I. Une fois encore, elle passait devant lui sans le voir. Une fois
encore. Une fois de trop. Elle l’ignorait depuis toujours et ce
dédain lui fut soudain insupportable. Alors voilà. Tant pis. Tout
cela sera de sa faute. De sa faute s’il envisage maintenant de lui
porter un coup violent derrière la tête. De sa faute si, sans lui
laisser le temps de pousser un cri et de tomber au sol, il se voit la
hisser sur son dos tel un paquet de farine. De sa faute s’il décide
de l’emmener au loin dans un coin tranquille, au delà des
gratte-ciel de la ville. Elle sera sienne alors et il pourra enfin
observer tout à loisir ses yeux de chat agrandis par l’effroi, sa
bouche vermeille déformée de stupeur, ses joues aux courbes
gracieuses sur lesquelles glisseront des larmes. Oui, c’est comme
ça qu’il décida de commettre son premier crime. Ramenant sa
capuche sur son crâne, il lui emboita le pas alors qu’elle sortait
un ticket de métro de son imperméable.
***
II. Tu croises cet homme sans le voir. Ce n’est pas la première
fois mais tes pensées sont ailleurs. Tu ne vois pas son regard qui
te dévisage, ni ses pas qui emboitent les tiens. Tes talons claquent
sur le sol et tu avances d’un pas cadencé, indifférente au
brouhaha de la ville, à ses gratte-ciel imposants, aux passants
pressés de rentrer dans leur foyer. Tu songes et ne te souviens déjà
plus comment ça a commencé, quels mots ont été prononcés, qui a
crié en premier. En revanche, tu le revois très nettement le bras
levé, un paquet de farine à la main, un peu ridicule lorsqu’il a
tenté de te le balancer à la tête et n’a réussi qu’à
atteindre le chat qui lui en voudra certainement le restant de ses
jours. Cette vision te fait sourire et ton visage s’éclaire. Tu te
dis que tu ne peux pas rester sur une dispute et décide de le
rejoindre à l’endroit qu’il t’a indiqué tout à l’heure,
sur ton répondeur. Tu attrapes un ticket de métro au fond de ta
poche. Tu ne sens pas venir le coup qui s’abat sur ta nuque.
***
III. Sheitan me regardait sans trop y croire : décidemment, ce
chat ne me faisait pas assez confiance. Pour le convaincre, je saisis
les tickets de cinémas que j’avais pris la peine de prendre à
l’avance pour la séance de 17 heures et les agitais sous son
museau. « Aujourd’hui c’est crêpes et cinéma avec les
filles ! » lui dis-je avec un air de défi. N’en pouvant
plus de les croiser sans les voir, j’avais bataillé dur avec
Sophie pour qu’elle me laisse passer les prendre chez elle dès le
mardi soir, afin de ne rien perdre de ce mercredi ensemble, depuis
longtemps promis. Je n’envisageais pas alors une seule seconde que
ce programme puisse être compromis. Au fond de l’appartement, je
les entendais pousser des cris : elles arrivèrent en courant
tenant devant elles une tour en LEGO multicolore. « Papa
regarde, on construit un gratte-ciel ! » « bravo les
filles ! … qui vient m’aider à faire les crêpes ? … »

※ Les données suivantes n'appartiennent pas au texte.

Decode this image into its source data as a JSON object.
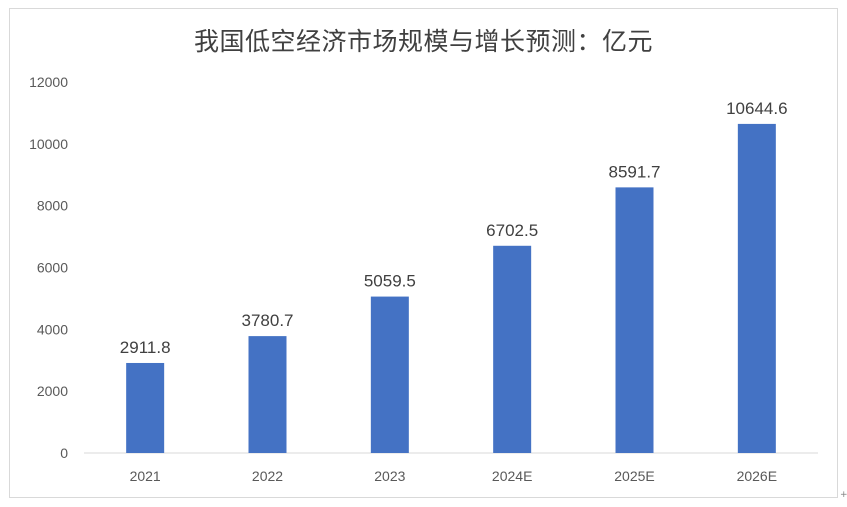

Elles n’eurent pas le temps de me répondre, la sonnerie du
téléphone interrompant brutalement cette joyeuse scène de famille.
« Lieutenant, … désolé de vous déranger mais on vient de
découvrir le corps d’une femme … » « mais je
suis … » « oui je sais, mais le patron s’en fout
et demande à ce que vous preniez en charge cette affaire … ».
Je reposai doucement le paquet de farine sur la table.